Bronte your question regarding me hanging on to the money is one I hadn't considered. I'll have to think some more about the pros and cons of that one.
Might not be an option, if the policy is assigned to AIB then they will get the funds.

The policy is assigned to me.
 
Some Day I realise it must be a very stressful time but you must sit down and take the time to work all this out. Maybe talking to someobdy about your options would be a good idea. Alternatively you can post all your financial details on here and what you hope to achieve. At the very least it will give you some ideas.

For example could you continue to pay the current mortgage or do you want to be mortgage free. You absolutely need to know your rights in relation to the mortgage life policy. It might be a good idea to repay part of the mortgage, keep a reduced mortgage, pay off other bills, have a rainy day fund, rather than just paying off the full amount of the settlement cheque.

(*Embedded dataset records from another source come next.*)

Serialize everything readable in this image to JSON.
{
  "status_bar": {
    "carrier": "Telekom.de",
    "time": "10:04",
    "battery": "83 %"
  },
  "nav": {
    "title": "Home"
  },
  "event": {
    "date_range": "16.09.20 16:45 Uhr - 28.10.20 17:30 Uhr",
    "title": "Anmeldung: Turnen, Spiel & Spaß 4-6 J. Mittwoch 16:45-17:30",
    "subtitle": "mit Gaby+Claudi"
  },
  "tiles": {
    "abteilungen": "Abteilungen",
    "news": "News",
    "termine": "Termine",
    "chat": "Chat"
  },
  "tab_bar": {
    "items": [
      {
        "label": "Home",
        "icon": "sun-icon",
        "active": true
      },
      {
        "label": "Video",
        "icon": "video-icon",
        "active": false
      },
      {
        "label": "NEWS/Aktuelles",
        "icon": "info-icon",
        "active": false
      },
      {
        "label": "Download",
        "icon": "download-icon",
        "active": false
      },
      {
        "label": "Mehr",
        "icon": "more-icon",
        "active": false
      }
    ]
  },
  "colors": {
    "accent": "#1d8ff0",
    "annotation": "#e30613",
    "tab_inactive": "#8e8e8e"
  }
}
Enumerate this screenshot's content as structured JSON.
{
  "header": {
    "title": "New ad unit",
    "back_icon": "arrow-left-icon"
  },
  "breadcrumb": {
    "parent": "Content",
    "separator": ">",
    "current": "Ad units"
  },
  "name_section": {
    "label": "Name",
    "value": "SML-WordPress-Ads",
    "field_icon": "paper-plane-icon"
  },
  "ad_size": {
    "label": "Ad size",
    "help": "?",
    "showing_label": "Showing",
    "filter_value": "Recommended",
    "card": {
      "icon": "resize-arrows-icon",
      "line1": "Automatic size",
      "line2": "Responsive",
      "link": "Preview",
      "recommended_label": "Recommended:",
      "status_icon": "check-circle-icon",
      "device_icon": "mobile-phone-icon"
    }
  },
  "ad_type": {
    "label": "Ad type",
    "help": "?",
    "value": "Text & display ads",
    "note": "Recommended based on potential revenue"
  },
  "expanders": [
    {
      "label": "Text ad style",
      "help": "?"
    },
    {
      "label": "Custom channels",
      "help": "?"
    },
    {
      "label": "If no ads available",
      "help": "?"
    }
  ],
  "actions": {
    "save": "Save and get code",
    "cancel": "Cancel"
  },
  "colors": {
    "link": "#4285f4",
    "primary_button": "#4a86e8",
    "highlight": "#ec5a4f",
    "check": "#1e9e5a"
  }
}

You mentioned the bank said 'restructure the payments for the balance'. So I presume this means they will take the 40K owing and allow you to repay it over the current term and with the current interest rate.
 
My view is that you will be wasting your time asking for a W/O of the balance of the mortgage. Banks will not do that and release the security they have over the property. Depending on your financial circumstances you have the option of requesting a restructure of the balance owing within your capacity to meet repayments or alternatively if you can get family help in putting a lump sum together, to offer this in full settlement. Any success will be dependent on your financial position. If you are in a position to afford the loan repayments over a reasonable term, I see no real chance of achieving any element of W/O.
It would be unusual if the MPP is not assigned to the Bank. It will not be assigned to you as in all probability it is a joint life policy. However if it is not assigned to the bank and you use the funds as a negotiating ploy, you are more than likely creating an immediate conflict with the bank and I can't see any bank giving in to this type of stance.